Triebwerkschaden

Malaysia Airlines landet außer Plan in Alice Springs

Nach einer mehrstündigen Zwangspause in Alice Springs setzte der Airbus A-330 seinen Flug nach Kuala Lumpur fort.
Flox Papa/commons.wikimedia, CC BY 2.0
Nach einer mehrstündigen Zwangspause in Alice Springs setzte der Airbus A-330 seinen Flug nach Kuala Lumpur fort.

Wegen heftiger Turbulenzen hat ein Großraum-Jet der Malaysia Airlines mit 224 Passagieren an Bord auf dem fünften Kontinent zwischenlanden müssen.

Der Airbus der malaysischen Fluggesellschaft wurde am Donnerstagabend auf dem Flug von Sydney zu Malaysias Hauptstadt Kuala Lumpur heftig durchgeschüttelt.
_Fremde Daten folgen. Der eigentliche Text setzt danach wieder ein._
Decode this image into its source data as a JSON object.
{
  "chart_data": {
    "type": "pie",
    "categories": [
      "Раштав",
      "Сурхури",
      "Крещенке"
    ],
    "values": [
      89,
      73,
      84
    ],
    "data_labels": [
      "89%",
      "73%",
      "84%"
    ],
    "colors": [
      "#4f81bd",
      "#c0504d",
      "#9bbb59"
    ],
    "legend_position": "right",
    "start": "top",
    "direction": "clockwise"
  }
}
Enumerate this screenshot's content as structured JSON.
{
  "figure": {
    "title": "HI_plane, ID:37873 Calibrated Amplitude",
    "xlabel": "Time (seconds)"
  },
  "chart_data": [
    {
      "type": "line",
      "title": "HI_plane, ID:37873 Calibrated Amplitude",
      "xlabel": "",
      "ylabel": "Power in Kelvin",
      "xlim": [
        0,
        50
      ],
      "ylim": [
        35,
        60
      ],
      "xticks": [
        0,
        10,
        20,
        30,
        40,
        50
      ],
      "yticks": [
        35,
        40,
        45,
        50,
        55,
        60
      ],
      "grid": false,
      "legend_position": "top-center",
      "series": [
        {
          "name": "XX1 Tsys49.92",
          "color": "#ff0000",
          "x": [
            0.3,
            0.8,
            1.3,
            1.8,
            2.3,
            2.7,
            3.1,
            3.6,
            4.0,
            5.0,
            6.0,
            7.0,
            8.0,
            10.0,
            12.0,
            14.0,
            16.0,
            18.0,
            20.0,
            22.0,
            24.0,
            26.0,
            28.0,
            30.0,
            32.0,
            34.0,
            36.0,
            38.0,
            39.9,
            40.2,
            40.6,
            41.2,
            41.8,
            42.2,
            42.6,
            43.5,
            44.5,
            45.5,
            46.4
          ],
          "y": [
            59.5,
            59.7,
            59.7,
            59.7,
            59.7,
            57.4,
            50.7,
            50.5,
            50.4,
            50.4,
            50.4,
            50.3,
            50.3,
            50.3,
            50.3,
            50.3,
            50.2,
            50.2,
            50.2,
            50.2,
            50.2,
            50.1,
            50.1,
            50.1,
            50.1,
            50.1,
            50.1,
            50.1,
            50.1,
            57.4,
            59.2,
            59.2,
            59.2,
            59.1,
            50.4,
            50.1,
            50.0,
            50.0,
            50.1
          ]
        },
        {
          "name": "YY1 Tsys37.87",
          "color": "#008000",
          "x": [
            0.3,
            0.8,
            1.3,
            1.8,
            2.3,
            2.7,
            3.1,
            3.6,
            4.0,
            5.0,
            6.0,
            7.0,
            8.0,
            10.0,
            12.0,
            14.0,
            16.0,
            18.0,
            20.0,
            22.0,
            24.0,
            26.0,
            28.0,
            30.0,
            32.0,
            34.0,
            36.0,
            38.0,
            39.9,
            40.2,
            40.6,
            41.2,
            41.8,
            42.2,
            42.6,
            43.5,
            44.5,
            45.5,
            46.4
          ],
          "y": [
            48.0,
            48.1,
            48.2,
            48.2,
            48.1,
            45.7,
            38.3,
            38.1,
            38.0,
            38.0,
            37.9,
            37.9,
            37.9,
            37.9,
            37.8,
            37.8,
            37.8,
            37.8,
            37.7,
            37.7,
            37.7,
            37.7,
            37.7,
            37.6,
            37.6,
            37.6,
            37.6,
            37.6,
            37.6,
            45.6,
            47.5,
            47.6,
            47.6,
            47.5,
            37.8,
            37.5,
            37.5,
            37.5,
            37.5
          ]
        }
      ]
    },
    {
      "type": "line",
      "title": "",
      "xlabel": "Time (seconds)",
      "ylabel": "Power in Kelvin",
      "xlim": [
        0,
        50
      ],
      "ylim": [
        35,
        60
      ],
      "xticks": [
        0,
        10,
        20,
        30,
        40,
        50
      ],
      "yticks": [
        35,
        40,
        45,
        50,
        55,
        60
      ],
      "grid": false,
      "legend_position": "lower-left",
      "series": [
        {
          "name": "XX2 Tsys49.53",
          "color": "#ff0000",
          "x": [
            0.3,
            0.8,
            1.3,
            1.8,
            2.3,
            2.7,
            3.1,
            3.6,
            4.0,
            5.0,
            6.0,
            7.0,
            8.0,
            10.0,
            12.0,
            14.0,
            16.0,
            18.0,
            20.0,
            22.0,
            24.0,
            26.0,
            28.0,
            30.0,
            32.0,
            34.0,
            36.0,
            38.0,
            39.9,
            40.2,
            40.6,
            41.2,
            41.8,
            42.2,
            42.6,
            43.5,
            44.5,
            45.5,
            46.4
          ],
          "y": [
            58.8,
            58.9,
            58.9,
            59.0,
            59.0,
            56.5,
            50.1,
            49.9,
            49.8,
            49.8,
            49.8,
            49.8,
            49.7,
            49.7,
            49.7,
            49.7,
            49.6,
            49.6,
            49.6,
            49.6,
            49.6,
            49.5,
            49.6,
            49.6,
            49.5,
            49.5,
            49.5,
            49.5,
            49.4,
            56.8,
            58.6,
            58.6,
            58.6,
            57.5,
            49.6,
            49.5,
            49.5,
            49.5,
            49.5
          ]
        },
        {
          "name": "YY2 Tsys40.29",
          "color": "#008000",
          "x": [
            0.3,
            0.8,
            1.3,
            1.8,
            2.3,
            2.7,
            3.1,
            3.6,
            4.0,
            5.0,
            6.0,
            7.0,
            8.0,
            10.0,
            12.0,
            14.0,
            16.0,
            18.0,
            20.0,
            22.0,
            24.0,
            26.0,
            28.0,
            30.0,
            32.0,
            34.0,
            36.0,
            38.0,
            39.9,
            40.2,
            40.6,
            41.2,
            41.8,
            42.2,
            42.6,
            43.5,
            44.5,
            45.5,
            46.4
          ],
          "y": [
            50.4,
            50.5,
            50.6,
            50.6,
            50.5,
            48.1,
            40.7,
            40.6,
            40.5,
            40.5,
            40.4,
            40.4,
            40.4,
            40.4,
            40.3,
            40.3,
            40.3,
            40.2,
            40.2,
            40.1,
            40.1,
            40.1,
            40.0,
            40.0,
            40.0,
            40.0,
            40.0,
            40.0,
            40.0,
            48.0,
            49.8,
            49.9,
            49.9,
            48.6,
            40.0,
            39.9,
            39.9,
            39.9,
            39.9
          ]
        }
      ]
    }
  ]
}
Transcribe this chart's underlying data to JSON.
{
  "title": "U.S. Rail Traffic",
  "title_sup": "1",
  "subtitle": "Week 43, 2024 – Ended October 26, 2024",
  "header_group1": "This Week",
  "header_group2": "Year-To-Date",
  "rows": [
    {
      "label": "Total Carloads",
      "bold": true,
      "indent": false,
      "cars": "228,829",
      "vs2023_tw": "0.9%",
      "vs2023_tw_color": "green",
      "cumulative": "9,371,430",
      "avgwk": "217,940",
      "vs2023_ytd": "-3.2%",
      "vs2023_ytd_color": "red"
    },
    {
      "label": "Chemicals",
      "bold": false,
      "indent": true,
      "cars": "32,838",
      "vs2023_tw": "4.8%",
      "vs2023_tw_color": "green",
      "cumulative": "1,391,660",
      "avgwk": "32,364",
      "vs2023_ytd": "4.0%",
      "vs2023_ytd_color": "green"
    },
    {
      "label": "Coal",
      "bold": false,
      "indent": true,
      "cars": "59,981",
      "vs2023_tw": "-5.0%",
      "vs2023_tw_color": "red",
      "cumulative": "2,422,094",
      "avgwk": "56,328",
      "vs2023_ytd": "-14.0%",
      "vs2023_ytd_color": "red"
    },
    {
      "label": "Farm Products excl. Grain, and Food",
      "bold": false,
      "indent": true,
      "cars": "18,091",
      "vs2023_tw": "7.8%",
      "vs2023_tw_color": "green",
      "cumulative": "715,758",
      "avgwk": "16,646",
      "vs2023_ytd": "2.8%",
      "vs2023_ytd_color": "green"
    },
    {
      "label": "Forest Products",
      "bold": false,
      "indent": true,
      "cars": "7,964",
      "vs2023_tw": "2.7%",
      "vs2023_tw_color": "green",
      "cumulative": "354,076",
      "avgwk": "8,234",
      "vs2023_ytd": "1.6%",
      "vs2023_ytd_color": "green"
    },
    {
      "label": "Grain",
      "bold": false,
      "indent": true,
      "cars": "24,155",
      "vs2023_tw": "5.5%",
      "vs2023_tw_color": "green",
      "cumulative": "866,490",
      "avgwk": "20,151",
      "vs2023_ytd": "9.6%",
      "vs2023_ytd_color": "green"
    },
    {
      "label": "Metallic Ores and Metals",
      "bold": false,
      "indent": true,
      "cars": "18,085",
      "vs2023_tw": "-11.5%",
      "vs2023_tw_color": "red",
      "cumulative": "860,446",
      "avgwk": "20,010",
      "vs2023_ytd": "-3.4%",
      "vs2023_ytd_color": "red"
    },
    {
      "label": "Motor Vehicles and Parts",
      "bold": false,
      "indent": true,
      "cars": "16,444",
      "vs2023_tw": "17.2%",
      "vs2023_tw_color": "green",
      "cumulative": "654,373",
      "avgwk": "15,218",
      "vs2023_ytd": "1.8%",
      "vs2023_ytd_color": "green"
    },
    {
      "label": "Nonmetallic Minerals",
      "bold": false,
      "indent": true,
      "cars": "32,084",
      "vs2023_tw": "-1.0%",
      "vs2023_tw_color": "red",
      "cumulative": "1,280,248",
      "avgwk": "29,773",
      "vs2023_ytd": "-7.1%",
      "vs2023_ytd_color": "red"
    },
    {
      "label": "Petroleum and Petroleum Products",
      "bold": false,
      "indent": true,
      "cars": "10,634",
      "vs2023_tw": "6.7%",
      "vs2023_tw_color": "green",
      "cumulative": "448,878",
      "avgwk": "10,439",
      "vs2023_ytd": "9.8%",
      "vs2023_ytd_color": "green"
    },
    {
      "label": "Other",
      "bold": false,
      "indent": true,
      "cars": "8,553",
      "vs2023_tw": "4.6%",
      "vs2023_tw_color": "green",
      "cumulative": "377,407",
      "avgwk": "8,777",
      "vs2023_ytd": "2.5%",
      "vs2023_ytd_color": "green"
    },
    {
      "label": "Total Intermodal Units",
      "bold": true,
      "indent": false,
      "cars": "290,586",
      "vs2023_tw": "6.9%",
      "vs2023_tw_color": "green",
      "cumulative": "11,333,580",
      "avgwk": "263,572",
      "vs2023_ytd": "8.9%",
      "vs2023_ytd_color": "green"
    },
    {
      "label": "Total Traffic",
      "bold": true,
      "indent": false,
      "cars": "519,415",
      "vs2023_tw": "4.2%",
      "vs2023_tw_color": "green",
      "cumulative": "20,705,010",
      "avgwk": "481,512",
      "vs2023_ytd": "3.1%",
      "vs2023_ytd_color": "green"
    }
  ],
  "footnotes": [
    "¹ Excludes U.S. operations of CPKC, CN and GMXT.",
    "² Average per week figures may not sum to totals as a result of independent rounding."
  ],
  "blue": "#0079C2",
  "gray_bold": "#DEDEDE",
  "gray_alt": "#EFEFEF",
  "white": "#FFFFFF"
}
Die Passagiere berichteten von lauten, hämmernden Geräuschen. Schließlich lenkte der Pilot den Flug MH-122 nach Alice Springs im australischen Outback um. Dort mussten Passagiere und Besatzung auch die Nacht verbringen.

Die Fluggesellschaft entschuldigte sich später wegen „technischer Probleme“. Der Fernsehsender ABC berichtete, dass der Pilot eines der Triebwerke abschalten musste. Einer der Passagiere, Mohammad Nogheib, sagte: „Das Triebwerk hat merkwürdige Geräusche gemacht. Ich hatte Angst um mein Leben.“ Ein anderer Fluggast sagte, das „sehr gewaltige Schütteln“ habe etwa fünf Minuten gedauert.

Die malaysische Fluggesellschaft war in den vergangenen Jahren mehrfach in den Schlagzeilen. Im März 2014 verschwand Flug MH-370 auf dem Weg von Kuala Lumpur nach Peking plötzlich von den Radarschirmen. Das Schicksal der insgesamt 239 Passagiere und Besatzungsmitglieder ist bis heute ungeklärt – eines der größten Rätsel der Luftfahrtgeschichte. Im Juli 2014 wurde eine Malaysia-Airlines-Maschine (MH-17) über der Ukraine abgeschossen. Dabei kamen 298 Menschen ums Leben. (dpa)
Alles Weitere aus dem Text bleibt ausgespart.